I love setting goals. It’s almost like a fresh start, a new beginning. New Years Resolutions are incredibly fun for me. I like to see how far I can get in my year before I get detoured. Thankfully, I don’t get to down on myself, but I can get frustrated with how hard keeping to even the simplest goals can be.
I’ve written several posts on goal creation in the past.
Using the 12 Week Year
I mean it when I say I love setting goals!
So, today, I’m sharing another post about creating new habits and the process I currently use to try and set myself up for success.
I love using the 12 Week Year with creating SMART goals that only last three months, allowing me to review and adjust and create new goals for the next three months.
The concept of the 12 Week Year, a book by Brian Moran is all about staying focused on short term goals and constantly checking in with those goals. Basically you are creating an action plan with daily and weekly reviews. This will help you stay the course over the three months.
When I discovered SMART goals, it was a game changer for me and my future plans. Understanding SMART goals was a massive lightbulb moment for me. For those unfamiliar, let me provide a quick review:
S – Specific (The 5 W’s; who, what, when, where, why)
M – Measurable (How are you going to track progress and goals reached)
A – Achievable (How can I reach this goal)

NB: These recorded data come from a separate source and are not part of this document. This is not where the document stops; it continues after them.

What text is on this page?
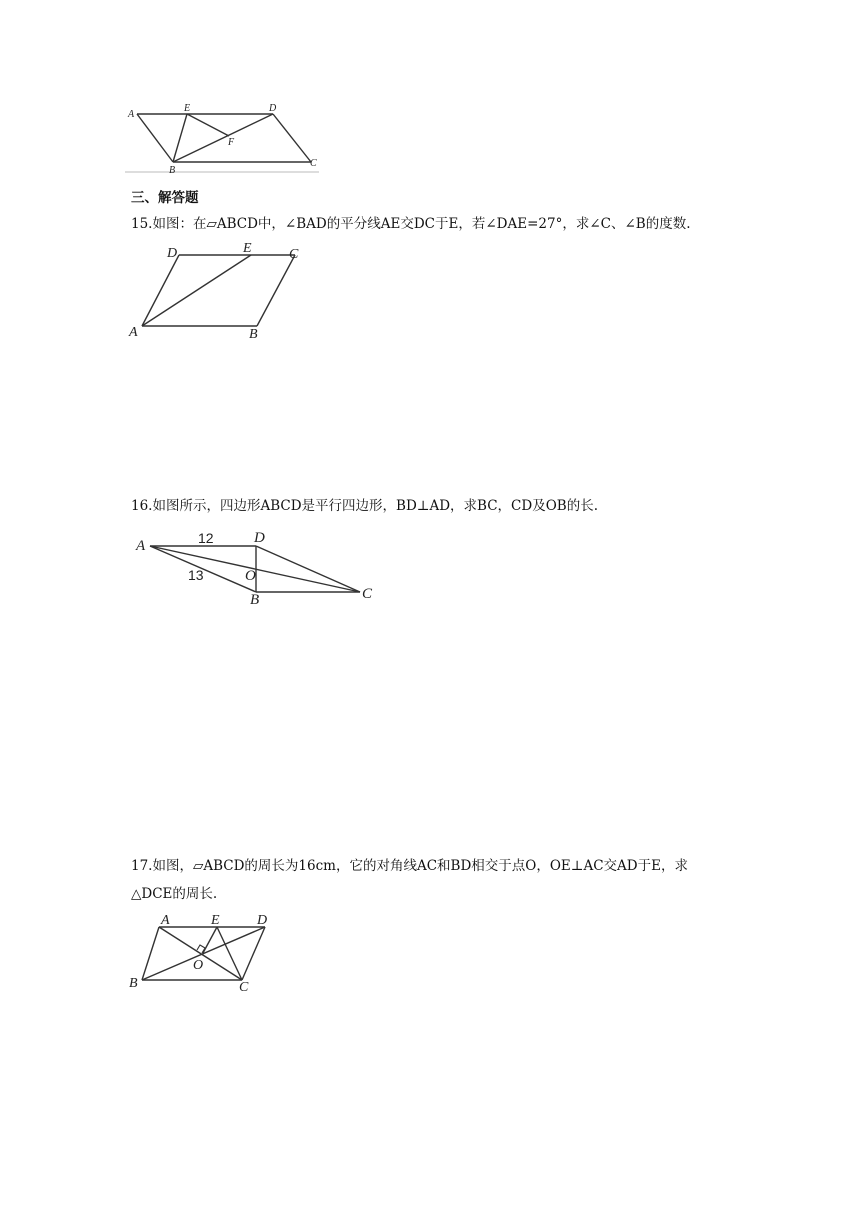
A
E	D
F
B
C
三、解答题
15.如图：在▱ABCD中，∠BAD的平分线AE交DC于E，若∠DAE=27°，求∠C、∠B的度数.
D	E	C
A	B
16.如图所示，四边形ABCD是平行四边形，BD⊥AD，求BC，CD及OB的长.
A	12	D
13	O
B	C
17.如图，▱ABCD的周长为16cm，它的对角线AC和BD相交于点O，OE⊥AC交AD于E，求
△DCE的周长.
A	E	D
O
B	C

R – Relavant (Is this the right time? Is this worthwhile? Is this important for the situation or goal advancement)
T – Time Specific (What deadline needs to be met?)
Combining 12 Week Year and Smart Goals
I always start at the 12 month overview – where do I want to be in one year, one year from today. I try to keep it general though, a big picture overview.
As I start to put my own personal goals for the upcoming year, I start thinking about where I want to be in one year.
I want to build up my strength and endurance. For various reason, I haven’t returned to Crossfit, but I miss the strength building part of my workouts. So, I want to build my strength.
I’d like to lose about 20 pounds. I’ve put on some of the weight I lost when I quit working out.
I hope to be making at least half my husband’s income by this time next year.
I hope to get all my kids back into extracurricular events they enjoy
You can create as many categories as you want, but you might not put all of them in to your more focused, fine-tuned 12 week plan.
Over the next three months, what can you accomplish?
This is where you break down your category goals into bite size, smaller chunks. These are steps that, when put together, will achieve your big goal over one year.
Here are my examples broken down into what I feel I can accomplish in 12 weeks.
Start couch to 5k twice a week. Start a weight lifting program twice a week.
Track my macros 6 days a week.
Promote my ebook on Facebook and create a meal prep mindmap
Find my daughter a piano teacher
After you have created your three month goals, review them. It might become clear that they are kind of vague. It’s almost like a dirt path full of ankle high weeds. You kind of see where you are supposed to go, but the path isn’t totally clear quite yet.
This is where you add the second layer, defining your goals in terms of SMART goals.
I’ll show my goals as examples:
Using the couch to 5k app, start jogging Monday and Wednesday, adding in a third day (Friday) starting in week 6. After my jog, using WOD Gen Pro, complete a short strength training workout, adding in Friday on week 6.
Using chronometer, track my macros 6 days per week, taking Thursday off as a free day, using the correct macros that have been set up by my current health coach. I will weigh myself every morning, take pictures and take measurements once a month.
Complete a purchased online course on Facebook ads and integrate the lessons into my business per the homework assignments, focusing my time with Facebook on Tuesday and Thursday mornings. I will create all new business content on Monday, Wednesday, and Friday mornings.
Reach out via a local Facebook page for piano teach recommendations and contact at least 3 potential teachers to talk to about what we want and need. Schedule a trial class with at least two teachers and let my daughter determine which one she wants to continue to see.
Putting it All Together
As you can see in my examples above, I laid out goals I wanted to achieve with specific details to help me track my progress.
Each goal is specific, measurable, with details on how to achieve the goals, relevant to where I am at now, and time specific. These will all be accomplished in my twelve week year. I will create new goals for the following twelve weeks and build off what I’ve been able to accomplish.
With more specific goals in place, each Sunday, I’ll create my goals for the week, breaking these down into smaller steps. Some will be very easy as I already know what days I’m working on my health and fitness plan.
The overall concept of combining the 12 Week Year with using SMART goals is to create very specific, achievable goals that can be reached in a short amount of time, allowing you to create steps towards accomplishing larger, more grandiose goals and plans!